David Gore wrote:
Henrik Stoerner wrote:
On Thu, Jul 13, 2006 at 07:09:11PM +0000, David Gore wrote:
We have seen this with recent snapshots and the latest release
candidate client. logfetch hangs which causes the client to hang
and go purple for all the tests. It can be resolved by killing
logfetch and deleting all the entries in ~/client/tmp. We could
try to be more surgical on the deleting of files. This has
happened on two very independent hosts running Solaris 8, one being
a SunFire 880 and another being an E4500/E5500.
Suggestions?

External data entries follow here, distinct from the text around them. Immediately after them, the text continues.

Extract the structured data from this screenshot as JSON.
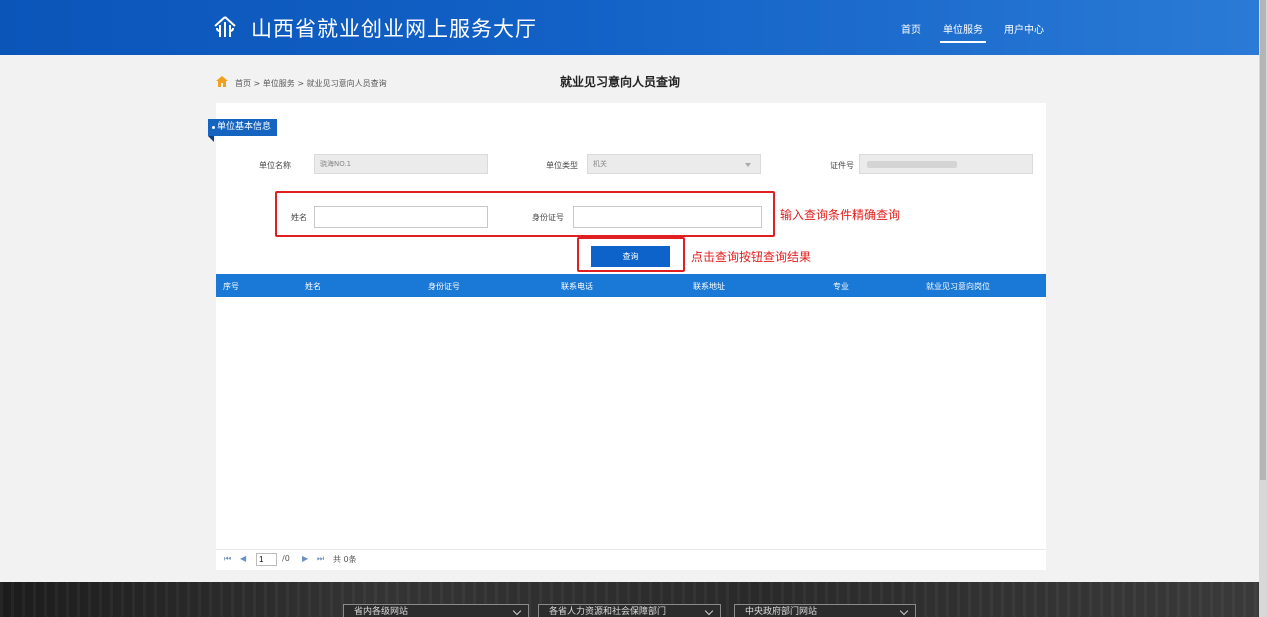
{
  "header": {
    "site_title": "山西省就业创业网上服务大厅",
    "nav": [
      "首页",
      "单位服务",
      "用户中心"
    ]
  },
  "breadcrumb": {
    "home": "首页",
    "sep": ">",
    "level1": "单位服务",
    "level2": "就业见习意向人员查询"
  },
  "page_title": "就业见习意向人员查询",
  "section": {
    "title": "单位基本信息"
  },
  "info": {
    "unit_name_label": "单位名称",
    "unit_name_value": "骁海NO.1",
    "unit_type_label": "单位类型",
    "unit_type_value": "机关",
    "cert_label": "证件号"
  },
  "query": {
    "name_label": "姓名",
    "name_value": "",
    "id_label": "身份证号",
    "id_value": "",
    "button": "查询"
  },
  "annotations": {
    "input_hint": "输入查询条件精确查询",
    "button_hint": "点击查询按钮查询结果"
  },
  "table": {
    "columns": [
      "序号",
      "姓名",
      "身份证号",
      "联系电话",
      "联系地址",
      "专业",
      "就业见习意向岗位"
    ],
    "rows": []
  },
  "pager": {
    "first": "⏮",
    "prev": "◀",
    "page_value": "1",
    "total_pages": "/0",
    "next": "▶",
    "last": "⏭",
    "total": "共 0条"
  },
  "footer": {
    "selects": [
      "省内各级网站",
      "各省人力资源和社会保障部门",
      "中央政府部门网站"
    ]
  },
  "colors": {
    "header_blue": "#0b55b9",
    "table_header_blue": "#1a78d6",
    "button_blue": "#0d63c9",
    "annotation_red": "#e02020",
    "home_icon_orange": "#f0a020"
  }
}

It can run for many days before hanging.
That's obviously interesting.
When it hangs, is it just dead ? Or is it hogging the cpu (as it would
do if it were in a tight loop somewhere in the code) ?
CPU hogging, yes.
The hosts you monitor where this happens ... what kind of entries in
client-local.cfg do you have for them ? Any "dir" entries, for
instance?
Those do run an external program (du), which is always something that
is harder to control.
No "dir" entries, just "file" and "log".
When it happens again, could you please try and kill it with a "kill
-ABRT <logfetchPID>" ? That should cause it to dump core,
and it will be much easier to see where it hangs with a core
dump. Once you have the core dump, running it through gdb as described
in the Help->Known Problems->How to report bugs will give me much
more to work on.
Might take a few days, but we will certainly do that and see what it
shows. As always thank you for the hard work!
Sooner than I expected, here is the backtrace:
GNU gdb 6.0
Copyright 2003 Free Software Foundation, Inc.

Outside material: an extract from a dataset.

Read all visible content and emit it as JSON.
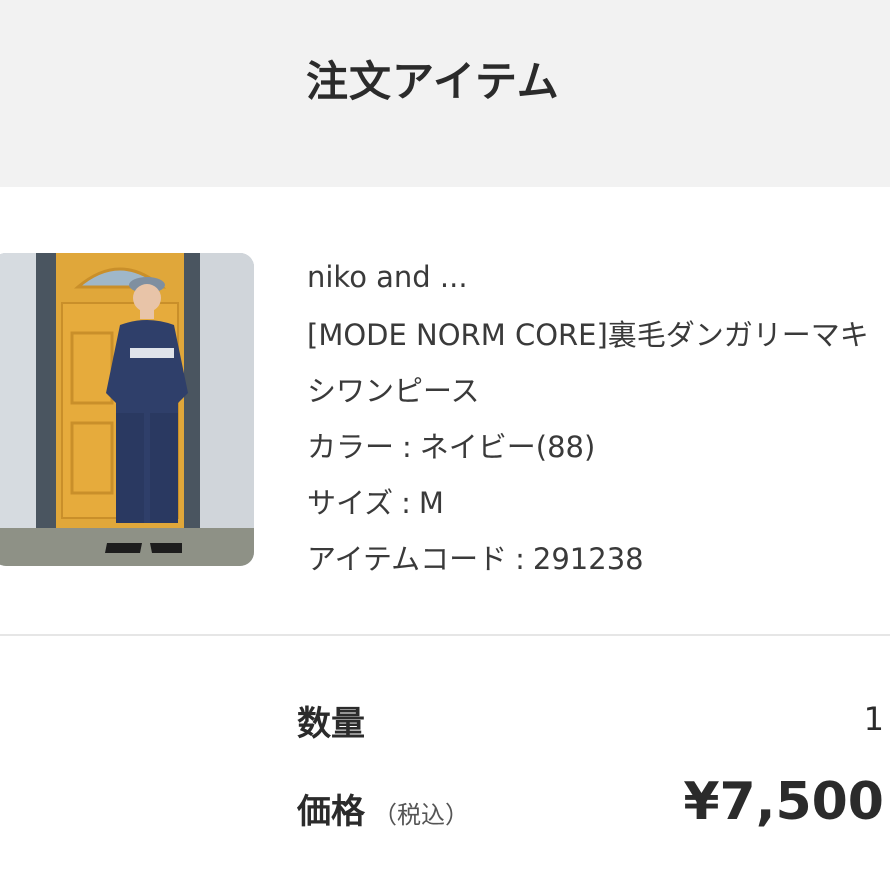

GDB is free software, covered by the GNU General Public License, and
you are
welcome to change it and/or distribute copies of it under certain
conditions.
Type "show copying" to see the conditions.

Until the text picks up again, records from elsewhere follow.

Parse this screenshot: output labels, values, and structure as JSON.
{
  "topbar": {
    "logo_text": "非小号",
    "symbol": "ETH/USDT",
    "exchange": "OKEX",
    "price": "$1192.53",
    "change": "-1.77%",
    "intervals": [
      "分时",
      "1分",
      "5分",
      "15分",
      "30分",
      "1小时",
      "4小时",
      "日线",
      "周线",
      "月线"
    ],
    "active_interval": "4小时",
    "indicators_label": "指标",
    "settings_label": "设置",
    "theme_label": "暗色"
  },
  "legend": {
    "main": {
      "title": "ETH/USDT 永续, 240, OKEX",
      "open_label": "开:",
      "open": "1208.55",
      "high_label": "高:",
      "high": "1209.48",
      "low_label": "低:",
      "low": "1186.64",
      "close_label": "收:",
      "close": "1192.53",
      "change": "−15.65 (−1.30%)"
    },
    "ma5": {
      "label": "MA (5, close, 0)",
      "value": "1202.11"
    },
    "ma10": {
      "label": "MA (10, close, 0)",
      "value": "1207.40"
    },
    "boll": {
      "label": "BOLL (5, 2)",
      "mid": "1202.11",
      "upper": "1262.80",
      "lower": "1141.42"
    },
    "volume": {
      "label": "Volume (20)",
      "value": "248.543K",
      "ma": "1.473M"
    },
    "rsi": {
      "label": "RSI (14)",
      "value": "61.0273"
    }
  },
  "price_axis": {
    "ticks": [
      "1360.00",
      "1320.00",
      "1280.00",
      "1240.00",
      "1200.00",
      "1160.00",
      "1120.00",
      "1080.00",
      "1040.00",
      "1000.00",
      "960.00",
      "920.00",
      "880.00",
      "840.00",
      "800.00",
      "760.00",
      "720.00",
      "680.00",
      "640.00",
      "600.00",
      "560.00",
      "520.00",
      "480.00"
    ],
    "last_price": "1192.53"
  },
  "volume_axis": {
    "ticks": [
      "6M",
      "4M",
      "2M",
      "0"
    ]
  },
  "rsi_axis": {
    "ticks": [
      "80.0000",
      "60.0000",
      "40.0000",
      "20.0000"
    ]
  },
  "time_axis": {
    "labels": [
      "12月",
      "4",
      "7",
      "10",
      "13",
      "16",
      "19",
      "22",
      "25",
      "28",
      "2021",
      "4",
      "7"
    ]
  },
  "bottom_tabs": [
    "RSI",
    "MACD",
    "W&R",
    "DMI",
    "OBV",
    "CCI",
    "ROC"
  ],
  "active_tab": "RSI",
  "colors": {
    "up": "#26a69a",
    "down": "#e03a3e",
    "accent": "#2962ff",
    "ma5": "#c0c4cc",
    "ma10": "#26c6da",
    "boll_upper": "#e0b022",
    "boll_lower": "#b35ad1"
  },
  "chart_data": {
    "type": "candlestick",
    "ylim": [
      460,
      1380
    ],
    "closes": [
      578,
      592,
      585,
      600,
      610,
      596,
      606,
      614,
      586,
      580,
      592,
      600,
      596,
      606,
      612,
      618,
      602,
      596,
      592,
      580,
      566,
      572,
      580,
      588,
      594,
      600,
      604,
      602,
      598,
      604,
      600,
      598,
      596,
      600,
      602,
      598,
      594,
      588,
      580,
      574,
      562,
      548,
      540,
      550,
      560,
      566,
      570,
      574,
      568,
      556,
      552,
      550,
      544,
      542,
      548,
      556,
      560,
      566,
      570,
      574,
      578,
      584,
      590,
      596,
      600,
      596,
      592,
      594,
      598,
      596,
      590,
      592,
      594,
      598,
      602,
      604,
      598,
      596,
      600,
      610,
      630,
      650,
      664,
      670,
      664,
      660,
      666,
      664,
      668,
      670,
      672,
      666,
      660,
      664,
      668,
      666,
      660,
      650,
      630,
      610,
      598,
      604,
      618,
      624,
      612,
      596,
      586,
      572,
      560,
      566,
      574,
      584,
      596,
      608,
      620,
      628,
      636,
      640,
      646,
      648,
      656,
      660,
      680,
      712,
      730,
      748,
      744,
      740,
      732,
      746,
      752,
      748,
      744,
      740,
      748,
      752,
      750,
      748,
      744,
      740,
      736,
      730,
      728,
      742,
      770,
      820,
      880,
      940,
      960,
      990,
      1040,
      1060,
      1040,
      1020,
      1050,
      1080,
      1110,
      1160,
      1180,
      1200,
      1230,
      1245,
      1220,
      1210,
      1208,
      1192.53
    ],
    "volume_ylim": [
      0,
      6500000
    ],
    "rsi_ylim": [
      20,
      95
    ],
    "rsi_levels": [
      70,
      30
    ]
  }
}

There is absolutely no warranty for GDB. Type "show warranty" for
details.
This GDB was configured as "sparc-sun-solaris2.8"...
Core was generated by `/export/home/nmsbb/client/bin/logfetch
/export/home/nmsbb/client/tmp/logfetch.o'.
Program terminated with signal 6, Aborted.
Reading symbols from /usr/lib/libc.so.1...done.
Loaded symbols for /usr/lib/libc.so.1
Reading symbols from /usr/lib/libdl.so.1...done.
Loaded symbols for /usr/lib/libdl.so.1
Reading symbols from
/usr/platform/SUNW,Sun-Fire-880/lib/libc_psr.so.1...done.
Loaded symbols for /usr/platform/SUNW,Sun-Fire-880/lib/libc_psr.so.1
#0 0xff3906e8 in memcpy () from
/usr/platform/SUNW,Sun-Fire-880/lib/libc_psr.so.1
(gdb) bt
#0 0xff3906e8 in memcpy () from
/usr/platform/SUNW,Sun-Fire-880/lib/libc_psr.so.1
#1 0x00012e10 in logdata (filename=0xffbef5a0 "", logdef=0x38738,
truncated=0xffbef6c4)
at logfetch.c:192
#2 0x000142f4 in main (argc=215040, argv=0x34c00) at logfetch.c:844
I took a look at one of my co-workers entries in client-local.cfg:
ignore DEBUG|WARN|^at.*)$
I put a back slash in front of the left paren:
ignore DEBUG|WARN|^at.*\)$
Perhaps that may have been why it was hanging?